A pele rubra e brilhante atrai que por ali passa

mas, aos poucos, seu viço sucumbe, murcha,

o corpo exposto já não é arte, não é novidade,

os dias de feira-livre já se foram longe.


No mercado negro

está ficando difícil encontrar cicatrizes.

Uma pinta, uma marca de nescença, então...

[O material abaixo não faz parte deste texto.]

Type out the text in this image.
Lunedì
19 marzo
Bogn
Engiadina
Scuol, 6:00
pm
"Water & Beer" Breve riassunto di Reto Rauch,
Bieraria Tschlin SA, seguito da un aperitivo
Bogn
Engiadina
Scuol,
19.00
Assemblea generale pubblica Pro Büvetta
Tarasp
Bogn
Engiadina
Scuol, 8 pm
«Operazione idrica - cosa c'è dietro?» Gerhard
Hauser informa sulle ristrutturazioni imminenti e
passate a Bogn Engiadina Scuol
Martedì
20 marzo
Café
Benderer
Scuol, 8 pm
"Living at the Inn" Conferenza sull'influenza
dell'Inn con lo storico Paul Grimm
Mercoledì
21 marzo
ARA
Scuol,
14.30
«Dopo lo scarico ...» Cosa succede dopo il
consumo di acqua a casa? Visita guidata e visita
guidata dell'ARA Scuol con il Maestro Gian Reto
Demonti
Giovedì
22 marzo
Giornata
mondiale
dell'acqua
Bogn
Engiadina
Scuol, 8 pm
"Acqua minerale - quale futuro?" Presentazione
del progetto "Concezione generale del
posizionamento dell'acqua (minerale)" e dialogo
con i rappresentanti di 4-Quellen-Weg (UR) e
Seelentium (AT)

Ser humano, só humano, está pela hora da morte.


Ou nem tanto,

pois de outra sorte não nos deixaríamos partir

sem antes pagar o equipamento: o corpo mais deles que nosso,

os rolos de ligamentos, os cabos e tubos, o coração sobressalente,

as peças de reposição, os upgrades no sistema, o titânio dos ossos.


Não há saída.


Mas se um santo 

desabilitasse o firewall do Éden

poderiamos invadir para sempre 

esses latifúndios divinos.


As palmas se acabam,

O espanto logo vai-se embora.


Sobram células-espelho

mirando o infinito de joelhos.


O avesso do avesso

é o lado certo, ou

a sua negação.


Pedra é pão.

Só que não.


Em algum lugar 

de um futuro nem tão distante

uma nova Eva entregará aos desavisados filhos de Adão

aquela bendita fruta, rubra como um útero entumescido,

suculenta e perfumada, a linda maçã de metal.